PREFIX x2rm: <http://ids.unimaas.nl/rdf2xml/model#>
PREFIX x2rd: <http://ids.unimaas.nl/rdf2xml/data/>
PREFIX rdfs: <http://www.w3.org/2000/01/rdf-schema#>
PREFIX owl:  <http://www.w3.org/2002/07/owl#>
PREFIX rdf:  <http://www.w3.org/1999/02/22-rdf-syntax-ns#>

insert data {
    # Base XmlElement
    x2rm:XmlElement a rdfs:type .
    # Attributes
    x2rm:hasName a rdf:Property ;
        rdfs:domain x2rm:XmlElement;
        rdfs:type rdfs:Literal .
    x2rm:hasValue a rdf:Property ;
        rdfs:domain x2rm:XmlElement;
        rdfs:type rdfs:Literal .
    x2rm:hasXPath a rdf:Property ;
        rdfs:domain x2rm:XmlElement;
        rdfs:type rdfs:Literal . 

    # XmlAttribue
    x2rm:XmlAttribute rdfs:subClassOf x2rm:XmlElement .

    # XmlNode
    x2rm:XmlNode rdfs:subClassOf x2rm:XmlElement .
    # Attributes
    x2rm:hasChild a rdf:Property ;
        rdfs:domain x2rm:XmlNode ;
        rdfs:range x2rm:XmlNode .
    x2rm:hasAttribute a rdf:Property ;
        rdfs:domain x2rm:XmlNode ;
        rdfs:range x2rm:XmlAttribute .

    # Inverse attributes 
    x2rm:isNameOf owl:inverseOf x2rm:hasName .
    x2rm:isValueOf owl:inverseOf x2rm:hasValue.
    x2rm:isXPathOf owl:inverseOf x2rm:hasXPath .
    x2rm:isChildOf owl:inverseOf x2rm:hasChild .
    x2rm:isAttributeOf owl:inverseOf x2rm:hasAttribute .
}

Docker

Build

docker build -t xml2rdf .

Usage

docker run --rm -it xml2rdf -?
Usage: xml2rdf [-?] [-xp] -g=<graphUri> -i=<inputFilePath> [-n=<namespace>]
               -o=<outputFilePath>
  -?, --help         display a help message
  -g, --graphuri=<graphUri>
                     Graph URI
  -i, --inputfile=<inputFilePath>
                     Path to input file (.xml or .xml.gz). Wildcards are also
                       supported. (see: Apache Ant DirectoryScanner)
  -n, --namespace=<namespace>
                     Namespace for data nodes.
                       Default: http://ids.unimaas.nl/xml2rdf/data/
  -o, --outputfile=<outputFilePath>
                     Path to output file (.nq or .nq.gz)
      -xp, --xpath   Generate XPath paths in output

Run

Linux / OSX

docker run --rm -it -v /home/d2s:/data xml2rdf  -i "/data/input.xml.gz" -o "/data/output.nq.gz" -g "http://kraken/xml2rdf/graph"

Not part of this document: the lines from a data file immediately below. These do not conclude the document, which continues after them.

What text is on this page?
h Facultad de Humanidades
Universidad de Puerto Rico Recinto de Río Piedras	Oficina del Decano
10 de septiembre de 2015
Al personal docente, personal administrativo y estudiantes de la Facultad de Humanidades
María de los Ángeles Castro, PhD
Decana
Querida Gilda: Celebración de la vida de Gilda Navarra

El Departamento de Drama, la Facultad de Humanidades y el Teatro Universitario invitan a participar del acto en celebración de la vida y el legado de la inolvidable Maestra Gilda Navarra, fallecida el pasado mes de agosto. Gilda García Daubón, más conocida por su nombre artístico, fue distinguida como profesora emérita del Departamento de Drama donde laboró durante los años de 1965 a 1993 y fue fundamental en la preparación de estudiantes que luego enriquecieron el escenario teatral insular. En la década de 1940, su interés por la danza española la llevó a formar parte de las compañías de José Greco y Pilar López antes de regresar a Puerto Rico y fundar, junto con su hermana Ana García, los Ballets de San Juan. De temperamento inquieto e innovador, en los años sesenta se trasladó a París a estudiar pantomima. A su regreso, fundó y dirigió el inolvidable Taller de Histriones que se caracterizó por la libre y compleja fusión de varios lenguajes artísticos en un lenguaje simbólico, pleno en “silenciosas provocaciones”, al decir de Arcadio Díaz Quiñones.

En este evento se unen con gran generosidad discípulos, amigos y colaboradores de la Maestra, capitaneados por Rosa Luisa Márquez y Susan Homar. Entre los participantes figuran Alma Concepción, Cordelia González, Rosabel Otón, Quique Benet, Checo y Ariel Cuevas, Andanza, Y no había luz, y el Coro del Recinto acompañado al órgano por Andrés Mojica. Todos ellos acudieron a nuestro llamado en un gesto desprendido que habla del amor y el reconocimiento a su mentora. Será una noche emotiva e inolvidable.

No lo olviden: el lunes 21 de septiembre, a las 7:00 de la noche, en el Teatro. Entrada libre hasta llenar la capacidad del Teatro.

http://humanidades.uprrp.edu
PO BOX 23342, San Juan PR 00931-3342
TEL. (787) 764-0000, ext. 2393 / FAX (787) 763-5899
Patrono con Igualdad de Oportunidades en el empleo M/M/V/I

For a file on /home/d2s/input.xml.gz

Windows

docker run --rm -it -v c:/home/d2s:/data xml2rdf  -i "/data/input.xml.gz" -o "/data/output.nq.gz" -g "http://kraken/xml2rdf/graph"

For a file on c:/home/d2s/input.xml.gz

More information on the use of docker can be found at DSRI docker documentation.